Traditionally, osteoporosis and CVD have been regarded as independent processes that occur with aging. However, mounting biological observations and epidemiological evidence from this study and others suggest a link between the two conditions that is independent of age. Several hypotheses have been proposed to explain the link between CVD and osteoporosis including shared etiological factors (such as menopause, smoking, physical inactivity, etc.) which may simultaneously promote atherosclerosis and bone demineralization. In our analysis, the observed inverse associations between BMD and incident CVD were present after controlling for age and other common etiological factors for osteoporosis and CVD including weight, physical activity, blood pressure, and lipids. Common pathophysiological mechanisms involving inflammatory cytokines and oxidized lipids have been implicated in the link between osteoporosis and CVD. Aging is associated with increased levels of circulating inflammatory markers such as IL-6 and TNF-α [33]. IL-6 was shown to stimulate osteoclasts, thereby increasing the rates of bone remodeling and bone loss [34]. Previous analyses in the Health ABC cohort have shown that IL-6 and TNF-α were significantly associated with prevalent clinical and subclinical disease [35], as well as incident cardiovascular events [36]. The role of oxidized lipids in atherogenesis is well established [37]. In vitro, Parhami et al. observed that lipid oxidation products including minimally oxidized LDL have opposite effects on bone and vascular cells; they were found to inhibit osteoblast differentiation in bone cells and stimulate it in calcifying vascular cells [38]. In our analysis, oxLDL and the inflammatory markers IL-6 and TNF-α did not explain the associations of BMD measures with CVD. It is possible that other cytokines are involved. The osteoprotegerin (OPG)/ receptor activator of nuclear factor kappa B (NF-κB) (RANK)/RANK ligand (RANKL) triad seems to play a role in bone physiology and vascular calcification [39]. Other mechanisms involving elevated homocysteine levels [40], low endogenous sex hormones, imbalances in the calciferol endocrine system [41], vitamin K status [42], and genetic factors [39, 43] may also have a role in the link between low BMD and CVD. Additionally, it has been suggested that atherosclerosis, by reducing blood flow to the lower extremities, could alter bone metabolism in the hip and result in decreased bone density [18, 44].

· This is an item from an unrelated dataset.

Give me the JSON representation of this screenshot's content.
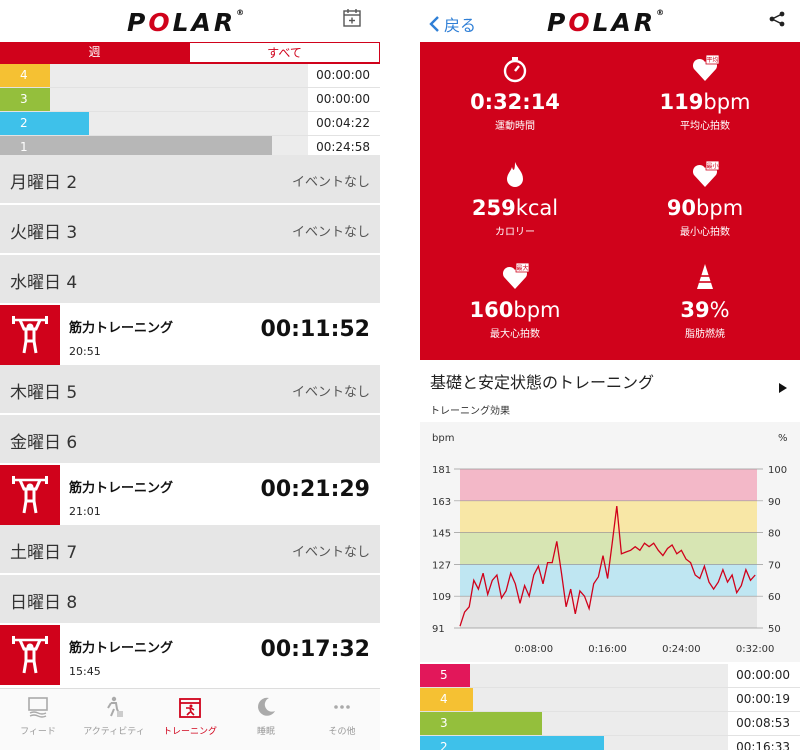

Our study extends previous findings by longitudinally examining the association of BMD with CVD in a healthy cohort with no history of CVD, in separate gender and race groups, and across a wider range of BMD values, not just the lower range. This study also had the benefit of utilizing QCT for volumetric determination of BMD at the spine. This technique adjusts for differences in bone size, an important confounder in studies that involve multiethnic groups and different genders. The additional advantage of QCT is that, in contrast to DXA, it is not affected by the presence of extra-osseous calcification such as aortic calcification and degenarative osteoarthritic changes, which get incorporated in the region of interest and lead to a falsely increased areal bone density of the spine. The main limitation of this study is the generalizability of its findings to other populations because of its inclusion of a well-functioning cohort of older adults. Another limitation is that inflammatory cytokines were measured at a single time point. Owing to their circadian variability, more than one assay may be needed to adequately classify an individual’s level.

In summary, we observed a longitudinal inverse association between BMD measures and incident CVD in older women and white men with no prior history of cardiovascular disease. These findings provide further support for a relationship between osteoporosis and CVD that is independent of age and shared risk factors. Further research should assess this association in separate race groups and investigate common pathophysiological mechanisms between the two conditions. Once confirmed, a link between low BMD and CVD may lead to the early identification of subjects at higher risk for CVD, and to the potential for common preventive and therapeutic interventions that target both osteoporosis and CVD.